Especially in those moments where everything seems to be too much, Yin Yoga can give your nervous system the rest, that you might need.
Yin as the counterpart to Yang is refreshing and soothing.
I can still remember my first Yin Yoga lesson, when I almost got mad. I did not understand why to spend a few minutes in one pose. Restless, sometimes angry, I remained in the pose.
My journey began ..
I injured myself now and then. Thighs, shoulders, my back .. Never really serious. But still. Even small injuries limited my yoga practice. My injuries changed my practice. They taught me to be more mindful with myself, to feel my body with gentleness. My practice became more internal. I did Yin Yoga without knowing that I practice Yin Yoga. I let my body decide which variations it needed. I felt. Movements became less important than the actual feeling. From this mindfulness came respect and patience towards myself and my body. I am very grateful for that.
Today I enjoy Yin Yoga.
It gives me balance to the otherwise fast pace life.

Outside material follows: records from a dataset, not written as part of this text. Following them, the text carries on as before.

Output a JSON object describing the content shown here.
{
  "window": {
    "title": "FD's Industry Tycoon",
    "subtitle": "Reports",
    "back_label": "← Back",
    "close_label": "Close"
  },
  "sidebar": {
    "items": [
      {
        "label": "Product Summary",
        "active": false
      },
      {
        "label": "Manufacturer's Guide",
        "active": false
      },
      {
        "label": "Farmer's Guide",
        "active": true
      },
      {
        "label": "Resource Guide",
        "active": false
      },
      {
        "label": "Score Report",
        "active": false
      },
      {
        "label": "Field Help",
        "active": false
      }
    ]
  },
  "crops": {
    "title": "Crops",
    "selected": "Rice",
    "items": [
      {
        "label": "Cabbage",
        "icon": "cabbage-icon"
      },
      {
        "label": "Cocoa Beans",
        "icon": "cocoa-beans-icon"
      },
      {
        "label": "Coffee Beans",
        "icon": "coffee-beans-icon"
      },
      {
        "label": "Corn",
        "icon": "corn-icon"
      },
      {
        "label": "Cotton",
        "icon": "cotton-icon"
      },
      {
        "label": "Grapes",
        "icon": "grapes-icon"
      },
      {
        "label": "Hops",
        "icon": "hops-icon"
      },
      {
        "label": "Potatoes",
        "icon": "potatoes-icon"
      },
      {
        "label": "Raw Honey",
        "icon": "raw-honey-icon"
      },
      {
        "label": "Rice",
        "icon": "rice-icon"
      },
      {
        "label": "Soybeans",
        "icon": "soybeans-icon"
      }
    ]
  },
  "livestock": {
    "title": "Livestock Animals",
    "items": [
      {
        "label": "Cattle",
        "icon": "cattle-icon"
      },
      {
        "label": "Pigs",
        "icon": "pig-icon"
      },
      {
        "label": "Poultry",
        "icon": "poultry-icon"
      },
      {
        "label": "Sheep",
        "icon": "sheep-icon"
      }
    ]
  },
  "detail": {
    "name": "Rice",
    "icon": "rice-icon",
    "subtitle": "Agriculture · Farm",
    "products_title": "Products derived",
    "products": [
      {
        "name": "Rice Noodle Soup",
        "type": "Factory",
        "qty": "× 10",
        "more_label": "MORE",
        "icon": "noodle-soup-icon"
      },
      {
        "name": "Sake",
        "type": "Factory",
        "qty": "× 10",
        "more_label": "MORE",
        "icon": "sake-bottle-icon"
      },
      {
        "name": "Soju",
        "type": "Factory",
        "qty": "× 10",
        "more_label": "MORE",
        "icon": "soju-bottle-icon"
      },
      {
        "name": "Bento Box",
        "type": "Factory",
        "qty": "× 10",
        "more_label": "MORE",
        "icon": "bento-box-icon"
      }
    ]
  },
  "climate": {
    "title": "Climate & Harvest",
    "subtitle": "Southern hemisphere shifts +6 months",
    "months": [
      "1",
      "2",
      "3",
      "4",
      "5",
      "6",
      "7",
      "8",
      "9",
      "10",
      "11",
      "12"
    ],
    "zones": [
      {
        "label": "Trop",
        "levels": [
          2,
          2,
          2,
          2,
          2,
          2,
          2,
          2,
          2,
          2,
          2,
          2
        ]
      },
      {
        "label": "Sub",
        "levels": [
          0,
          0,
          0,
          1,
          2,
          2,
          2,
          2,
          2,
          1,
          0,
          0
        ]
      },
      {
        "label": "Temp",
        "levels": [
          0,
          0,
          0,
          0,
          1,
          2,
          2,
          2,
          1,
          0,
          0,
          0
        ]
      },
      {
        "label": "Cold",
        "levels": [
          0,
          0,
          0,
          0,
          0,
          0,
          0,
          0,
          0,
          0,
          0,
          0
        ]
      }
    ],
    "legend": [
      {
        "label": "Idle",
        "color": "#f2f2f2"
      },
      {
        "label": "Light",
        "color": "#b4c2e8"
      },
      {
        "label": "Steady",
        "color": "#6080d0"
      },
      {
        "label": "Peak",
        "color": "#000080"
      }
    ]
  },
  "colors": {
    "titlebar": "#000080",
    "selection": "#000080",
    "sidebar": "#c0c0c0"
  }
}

It helped me to understand the need of rest and slowing down and to accept my journey from turmoil to center.
Above all, Yin postures make the fascial tissue more elastic and joints more flexible. Joints can not be stretched, but the tissue around the joints, even only minimal. This tissue is firmer than muscle, so it is written to the Yin principle. Whereby muscles and blood are rather assigned to the Yang principle.
Yin and Yang are opposite but not separable. They are in constant change. Yin becomes Yang. Yang becomes Yin. Yin can not exist without Yang, and Yang can not exist without Yin.
When Yin is cold, Yang is warm.
When Yang is day, Yin is night.
When Yang is sun, Yin is moon.
One can not exist without the other.
One changes into the other.
Change from day to night, from warm to cold.
So both qualities are constantly present.
Sometimes more yin, sometimes more yang. Sometimes both in harmonious balance.
Willpower is seen as part of the Yang Principle. A quality you need to keep poses for a few minutes. The actual hold is seen as a Yin quality.
Even if you do not believe in Yin and Yang or dualities, Yin Yoga still works.
This form of yoga can give you a lot:
It can give you the necessary balance to all your to-do’s and packed schedules.
It can make you feel more.
It can give your nervous system necessary rest.
It can keep joints and tissues healthy and flexible.
It can show you the beautiful uniqueness of your own body.
If you practice Yin Yoga, practice in 4 steps. That makes it even more effective:
Step 1: Your individual form.
Take your time to find your own unique variation of the posture. Keep your arms, legs, torso and head moving until you feel that you can just stay in that posture comfortably for a certain time. The body should work as little as possible to stay in the posture. Allow your posture to look different than any pictures you’ve ever seen. You want to feel at ease.
Step 2: Linger.
When you have found your pose, stay, breathe, feel.
Again, you want to feel at ease. When the body is ready to leave the posture or to change it, allow it.
Step 3: Rebound.
Find out of the pose as slowly as possible and come into a relaxed position. Maybe just lying on your back. Here no movement. Just noticing and observing as the body balances the long hold all by itself.
Step 4: Movement.
Allow any movement that feels good before you find your next posture. Knees to chest, circles with knees, arms and legs to the ceiling, whatever your body needs.